Many years had those roots known—years when the dry sands had shriveled the outer branches under a parched sun, years when the waters had risen up, drowning those same sands in the tears of unceasing time.Many sands had the tree known; many green neighbors had come and gone, yet the tree remained. ...e roots of the old tree, the star’s light was intercepted by green shoots and small, crinkled leaves— last season’s seeds.The dew drops on the blades of grass look like iridescent pearls.Tags: The Handmaids Tale EssaysFully Online Mfa In Creative WritingCreative Writing Curriculum Middle SchoolHegel History Thesis Antithesis SynthesisAn Inspector Calls English CourseworkSat Essay Prompt College BoardResponse To Literature EssaysResearch Papers On HypertensionHamilton Vs Jefferson EssayEssays On The Holocaust History
The mighty roots had endured such whips and scorns as had been cast upon it, but the old tree had survived, a pillar of twisted iron and horn against the now sickly sky. In the deep crevices between the tufts of grass, the shadows stalked slowly upward, submerging the sandy earth in an inky sea. Tiny children of the mother tree, they were doomed to live out their lives under her suffocating blanket of branches.
The sun sank until only its last, thin razor of light glimmered over the fields. Now as they gazed upward, innumerable points of light gazed back.
That is why, on seeing a host of daffodils on the bank of a lake Wordsworth says:“For oft when on my couch I lie, in vacant or in pensive mood, They flash upon that inward eye. How unlucky are they who cannot enjoy and appreciate nature.
According to him, “nature never did betray the heart that loved her”The beauties of nature are the greatest gifts of God to man.
It is like experiencing the joys of paradise and the pleasures of heaven.
When it snows or rains in the hilly areas or on the plains, our joys and feelings are matchless (incomparable).
There are some days when the sunlight seems to dance, to weave and frolic with tongues of fire between the blades of grass.
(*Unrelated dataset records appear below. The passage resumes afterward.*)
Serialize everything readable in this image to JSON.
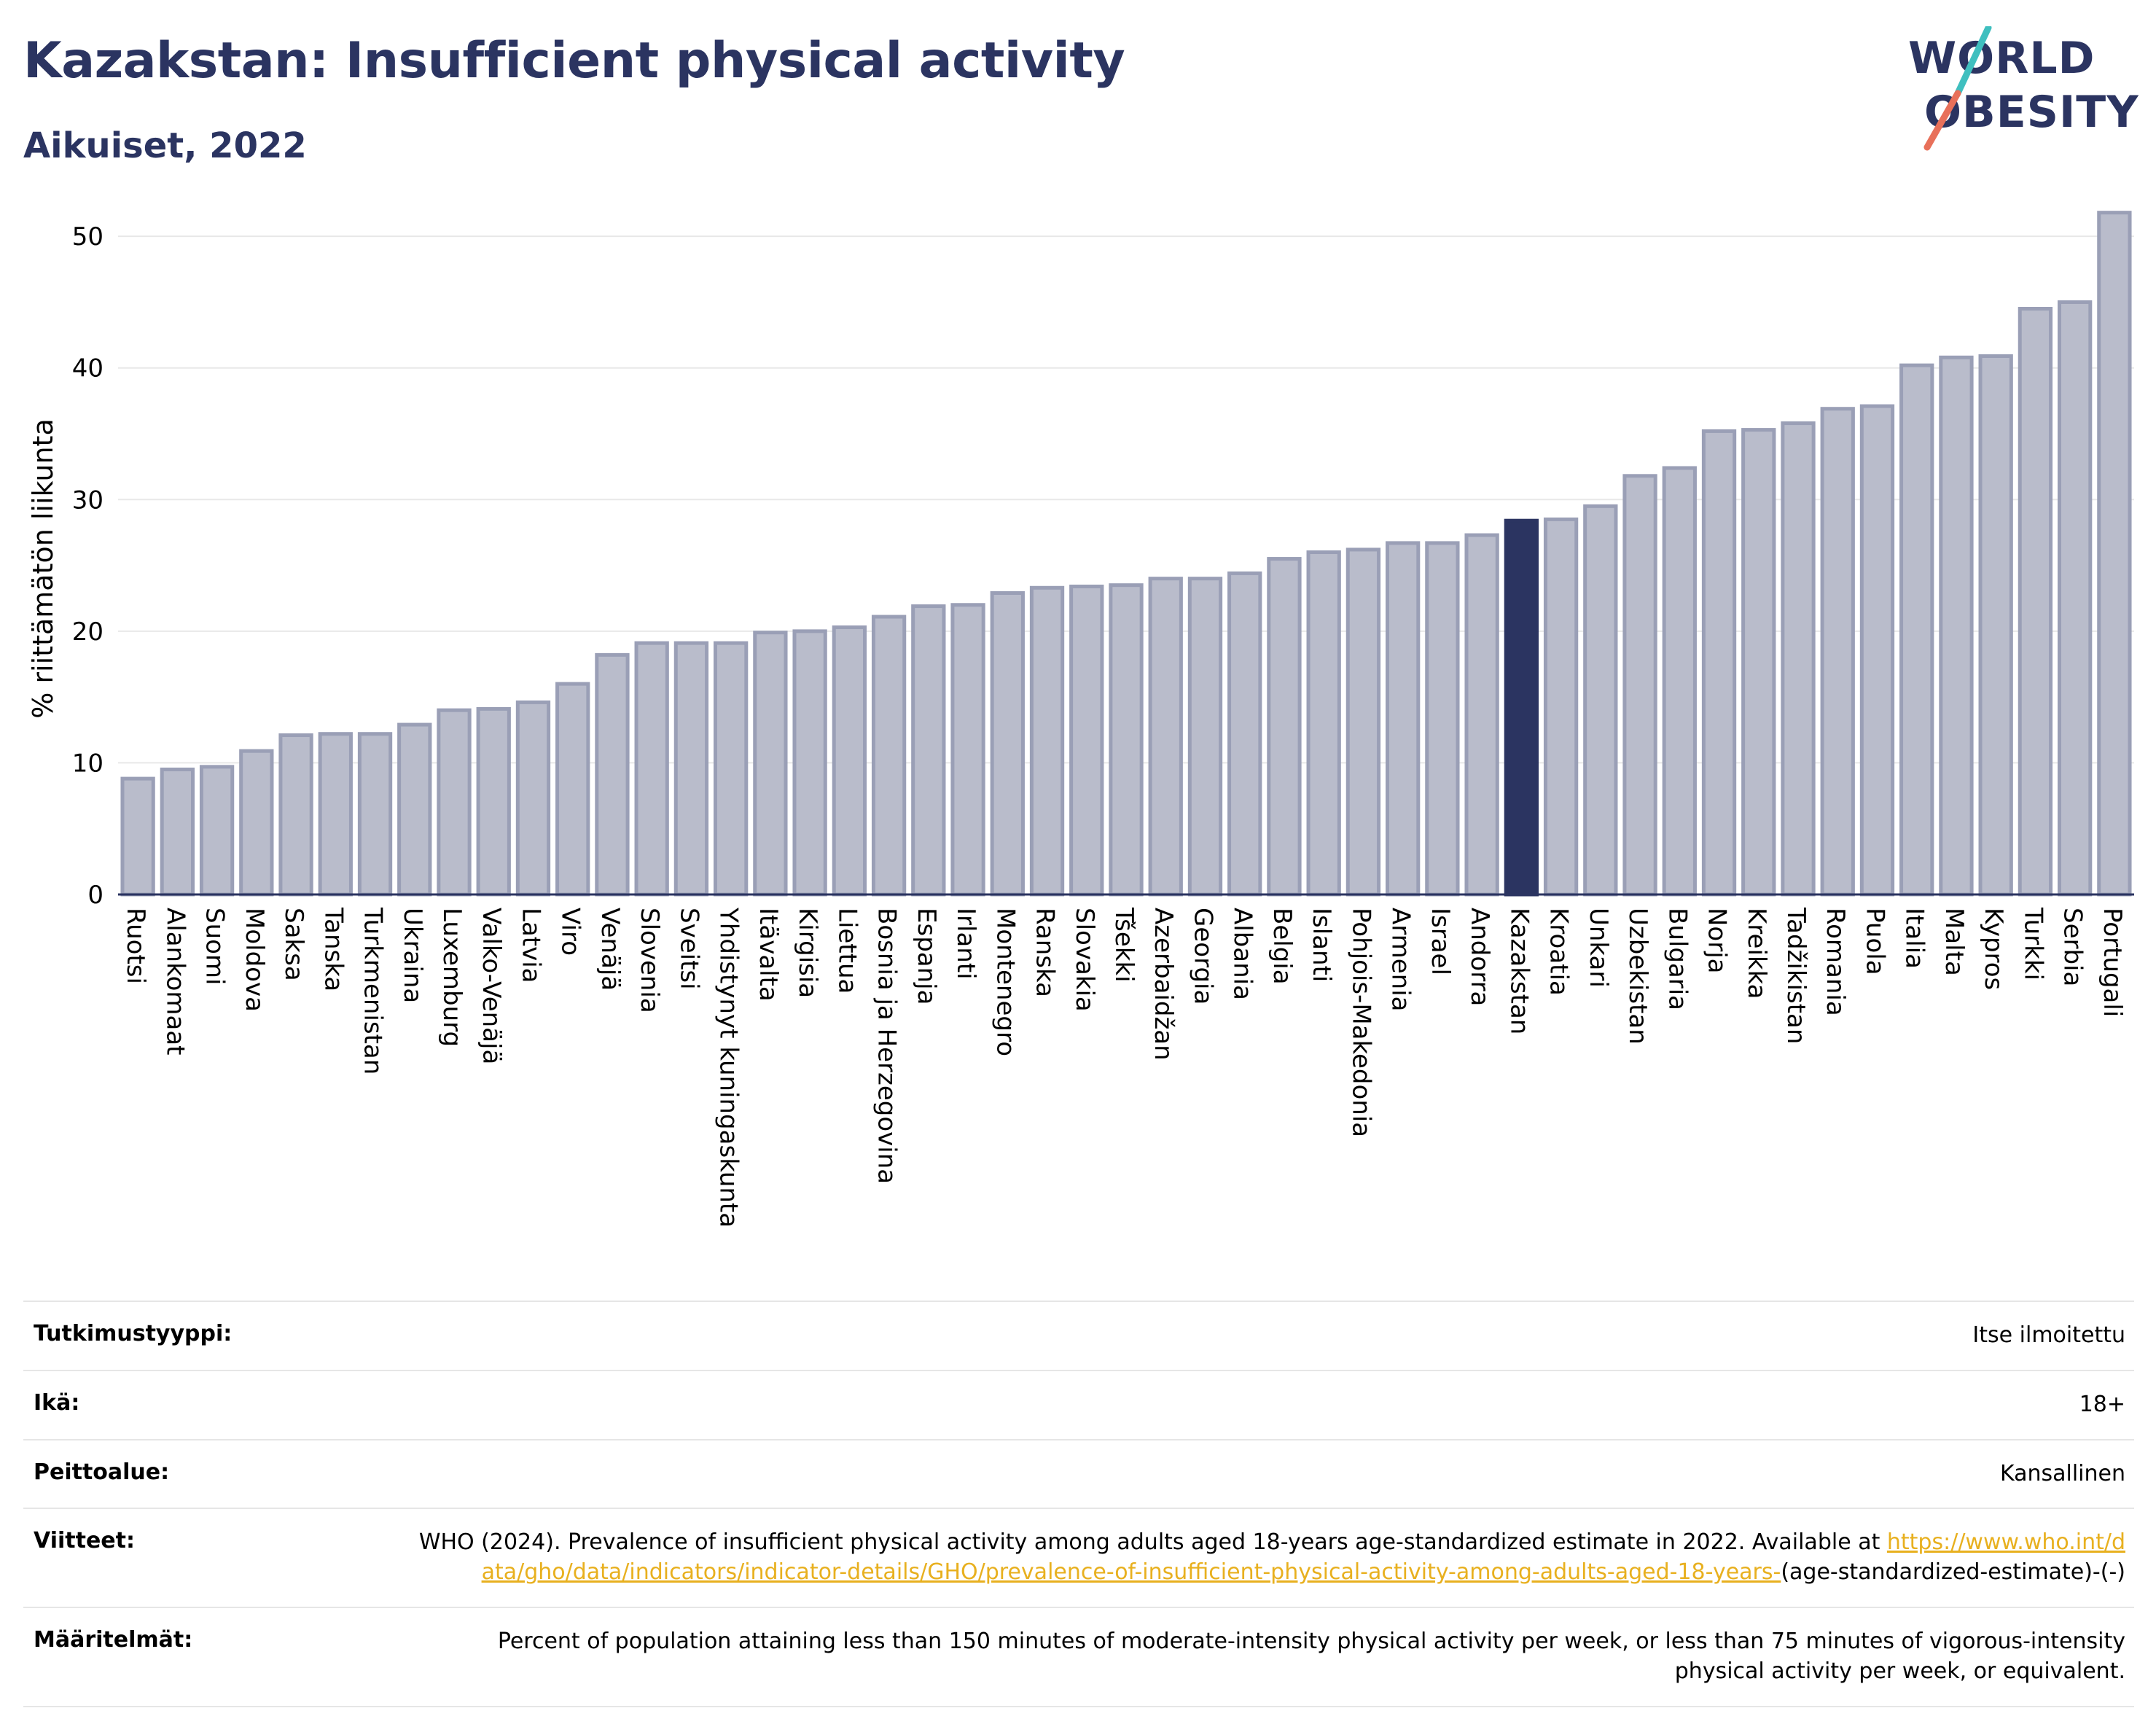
{
  "header": {
    "title": "Kazakstan: Insufficient physical activity",
    "subtitle": "Aikuiset, 2022"
  },
  "logo": {
    "line1": "WORLD",
    "line2": "OBESITY",
    "slash_colors": [
      "#3fbfbf",
      "#e8705a"
    ]
  },
  "colors": {
    "bar": "#b9bccb",
    "bar_stroke": "#9a9fb6",
    "highlight": "#2b3461",
    "grid": "#e8e8e8",
    "text": "#2b3461",
    "link": "#e8b01f"
  },
  "chart_data": {
    "type": "bar",
    "title": "Kazakstan: Insufficient physical activity",
    "subtitle": "Aikuiset, 2022",
    "xlabel": "",
    "ylabel": "% riittämätön liikunta",
    "ylim": [
      0,
      53
    ],
    "yticks": [
      0,
      10,
      20,
      30,
      40,
      50
    ],
    "grid": true,
    "highlight_category": "Kazakstan",
    "categories": [
      "Ruotsi",
      "Alankomaat",
      "Suomi",
      "Moldova",
      "Saksa",
      "Tanska",
      "Turkmenistan",
      "Ukraina",
      "Luxemburg",
      "Valko-Venäjä",
      "Latvia",
      "Viro",
      "Venäjä",
      "Slovenia",
      "Sveitsi",
      "Yhdistynyt kuningaskunta",
      "Itävalta",
      "Kirgisia",
      "Liettua",
      "Bosnia ja Herzegovina",
      "Espanja",
      "Irlanti",
      "Montenegro",
      "Ranska",
      "Slovakia",
      "Tšekki",
      "Azerbaidžan",
      "Georgia",
      "Albania",
      "Belgia",
      "Islanti",
      "Pohjois-Makedonia",
      "Armenia",
      "Israel",
      "Andorra",
      "Kazakstan",
      "Kroatia",
      "Unkari",
      "Uzbekistan",
      "Bulgaria",
      "Norja",
      "Kreikka",
      "Tadžikistan",
      "Romania",
      "Puola",
      "Italia",
      "Malta",
      "Kypros",
      "Turkki",
      "Serbia",
      "Portugali"
    ],
    "values": [
      8.8,
      9.5,
      9.7,
      10.9,
      12.1,
      12.2,
      12.2,
      12.9,
      14.0,
      14.1,
      14.6,
      16.0,
      18.2,
      19.1,
      19.1,
      19.1,
      19.9,
      20.0,
      20.3,
      21.1,
      21.9,
      22.0,
      22.9,
      23.3,
      23.4,
      23.5,
      24.0,
      24.0,
      24.4,
      25.5,
      26.0,
      26.2,
      26.7,
      26.7,
      27.3,
      28.4,
      28.5,
      29.5,
      31.8,
      32.4,
      35.2,
      35.3,
      35.8,
      36.9,
      37.1,
      40.2,
      40.8,
      40.9,
      44.5,
      45.0,
      51.8
    ]
  },
  "meta": {
    "rows": [
      {
        "label": "Tutkimustyyppi:",
        "value": "Itse ilmoitettu"
      },
      {
        "label": "Ikä:",
        "value": "18+"
      },
      {
        "label": "Peittoalue:",
        "value": "Kansallinen"
      }
    ],
    "references": {
      "label": "Viitteet:",
      "text": "WHO (2024). Prevalence of insufficient physical activity among adults aged 18-years age-standardized estimate in 2022. Available at",
      "link": "https://www.who.int/data/gho/data/indicators/indicator-details/GHO/prevalence-of-insufficient-physical-activity-among-adults-aged-18-years-",
      "suffix": "(age-standardized-estimate)-(-)"
    },
    "definitions": {
      "label": "Määritelmät:",
      "text": "Percent of population attaining less than 150 minutes of moderate-intensity physical activity per week, or less than 75 minutes of vigorous-intensity physical activity per week, or equivalent."
    }
  }
}
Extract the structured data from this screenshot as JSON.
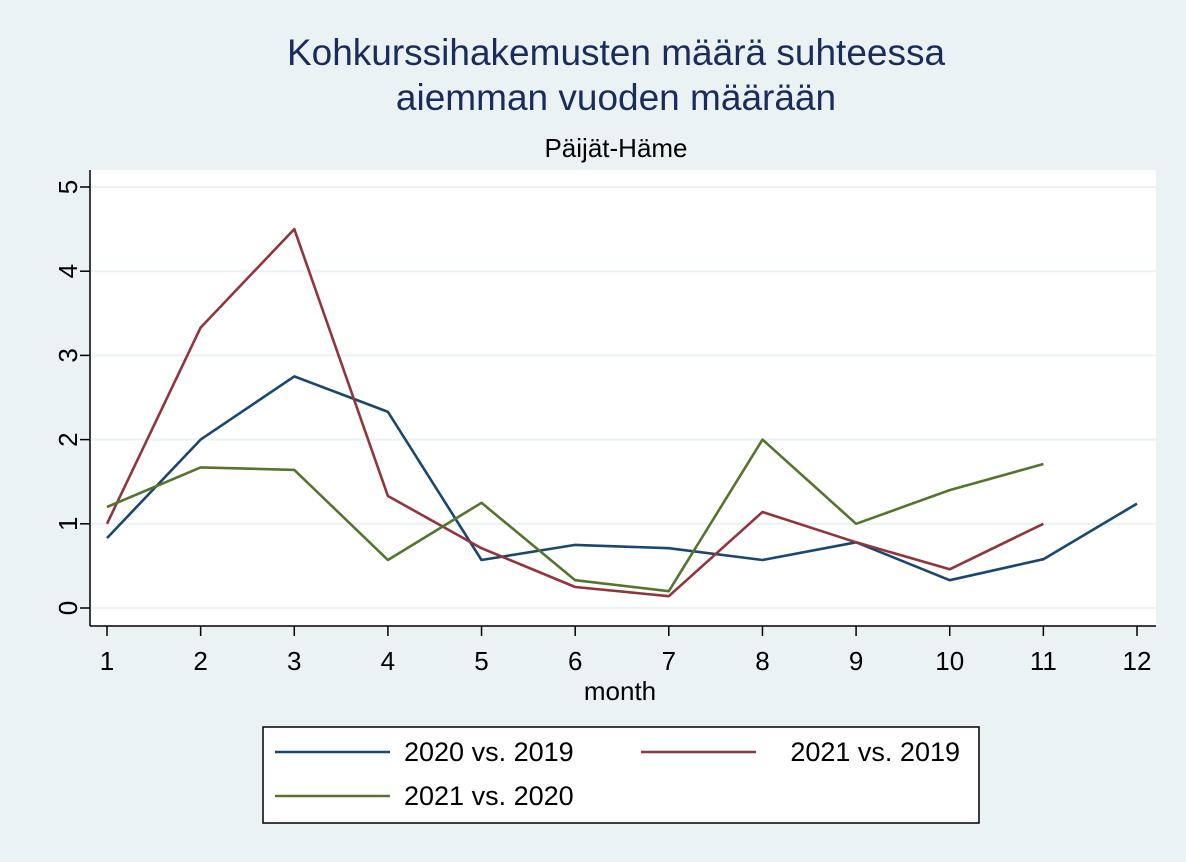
{
  "chart_data": {
    "type": "line",
    "title_lines": [
      "Kohkurssihakemusten määrä suhteessa",
      "aiemman vuoden määrään"
    ],
    "subtitle": "Päijät-Häme",
    "xlabel": "month",
    "ylabel": "",
    "xlim": [
      1,
      12
    ],
    "ylim": [
      0,
      5
    ],
    "x_ticks": [
      1,
      2,
      3,
      4,
      5,
      6,
      7,
      8,
      9,
      10,
      11,
      12
    ],
    "y_ticks": [
      0,
      1,
      2,
      3,
      4,
      5
    ],
    "grid": true,
    "legend_position": "bottom",
    "series": [
      {
        "name": "2020 vs. 2019",
        "color": "#1a476f",
        "x": [
          1,
          2,
          3,
          4,
          5,
          6,
          7,
          8,
          9,
          10,
          11,
          12
        ],
        "y": [
          0.83,
          2.0,
          2.75,
          2.33,
          0.57,
          0.75,
          0.71,
          0.57,
          0.78,
          0.33,
          0.58,
          1.24
        ]
      },
      {
        "name": "2021 vs. 2019",
        "color": "#90353b",
        "x": [
          1,
          2,
          3,
          4,
          5,
          6,
          7,
          8,
          9,
          10,
          11
        ],
        "y": [
          1.0,
          3.33,
          4.5,
          1.33,
          0.71,
          0.25,
          0.14,
          1.14,
          0.78,
          0.46,
          1.0
        ]
      },
      {
        "name": "2021 vs. 2020",
        "color": "#55752f",
        "x": [
          1,
          2,
          3,
          4,
          5,
          6,
          7,
          8,
          9,
          10,
          11
        ],
        "y": [
          1.2,
          1.67,
          1.64,
          0.57,
          1.25,
          0.33,
          0.2,
          2.0,
          1.0,
          1.4,
          1.71
        ]
      }
    ]
  }
}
High up in the treetops, the leaves swayed, but on the ground, the grass was silent, limp and unmoving. On the edge of a small wood, an ancient tree sat hunched over, the gnarled, old king of a once vast domain that had long ago been turned to pasture.
The great, gray knees gripped the hard earth with a solidity of purpose that made it difficult to determine just where the tree began and the soil ended, so strong was the union of the ancient bark and grainy sustenance.
Flowers are the ornaments of nature that we find in our homes, on the roadside and in flowerbeds and flowerpots.
There is no end to their variety and charms as there is no interval in their appeal and effects on us.